Command structures, dictated by player rank, could issue missions that truly impacted the direction of the war in a major way. Oh, WW2 Online… would that you had given us a sequel!
Guild Wars 2
You’re probably already familiar with AreaNet’s popular sequel to Guild Wars. GW2 wants people to know it’s different, and it is. The game replaces traditional static quest-lines with a more complex and dynamic “ripple effect”.
Players can approach quests in different ways, altering the storyline. It’s a page taken out of many RPGs that have for some time explored the dynamic story-line model. But the concept is relatively new to multi-player games.

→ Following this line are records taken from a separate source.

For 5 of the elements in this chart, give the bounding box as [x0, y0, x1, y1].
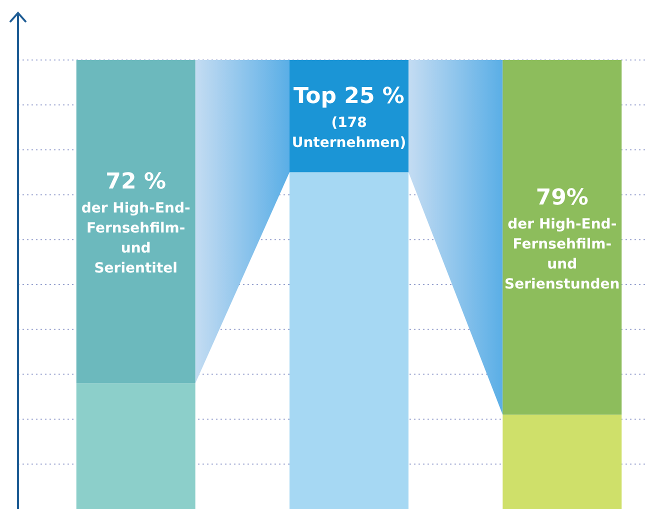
data-label: Top 25 % (178 Unternehmen)	[292, 84, 406, 152]
bar	[502, 414, 622, 509]
bar	[76, 383, 196, 509]
data-label: 79% der High-End- Fernsehfilm- und Serienstunden	[504, 185, 620, 292]
data-label: 72 % der High-End- Fernsehfilm- und Serientitel	[81, 170, 191, 277]
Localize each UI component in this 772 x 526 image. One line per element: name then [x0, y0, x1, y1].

Leave it to the Swedish. The same country that gave us Minecraft, gives us the minecrafty MMO Wurm online. If you were a Lego kid(and I certainly was) then this sort of thing is right up your alley.
Everything in game is created by players, from equipment to tools, to castles and land terraforming. The game is open ended, and PvP combat is reserved mainly for players who reside in opposing Kingdoms. The player craft system allows for a truly unique player-driven economy, where items truly are one-of-a-kind. Thank you Sweden.
Could this be it? The holy grail?! We’ve patiently been waiting, and, if what we’re told is true, the wait is nearly over.
Word is, the Korean MMO is nearly fully translated to English and ready for release in North America. The game looks gorgeous, but what it promises sounds almost too good to be true:
A unique player-crafting system, dynamic PvP combat(including an epic naval component), a player-driven economy, malleable terrain, destroyable player-built structures… oh I could go on. You build castles, plant trees, raise livestock, found cities, capture and destroy them.
Alright ArcheAge, you’re on the clock. We’re waiting.
You may say that I’m a dreamer… but as you can see: I’m not the only one. While a truly complete dynamic MMO might be a pie-in-the-sky city in the clouds, there are at the very least, some steps being taken to get there. So log on, and give that stone a chuck. You might be more satisfied than you think.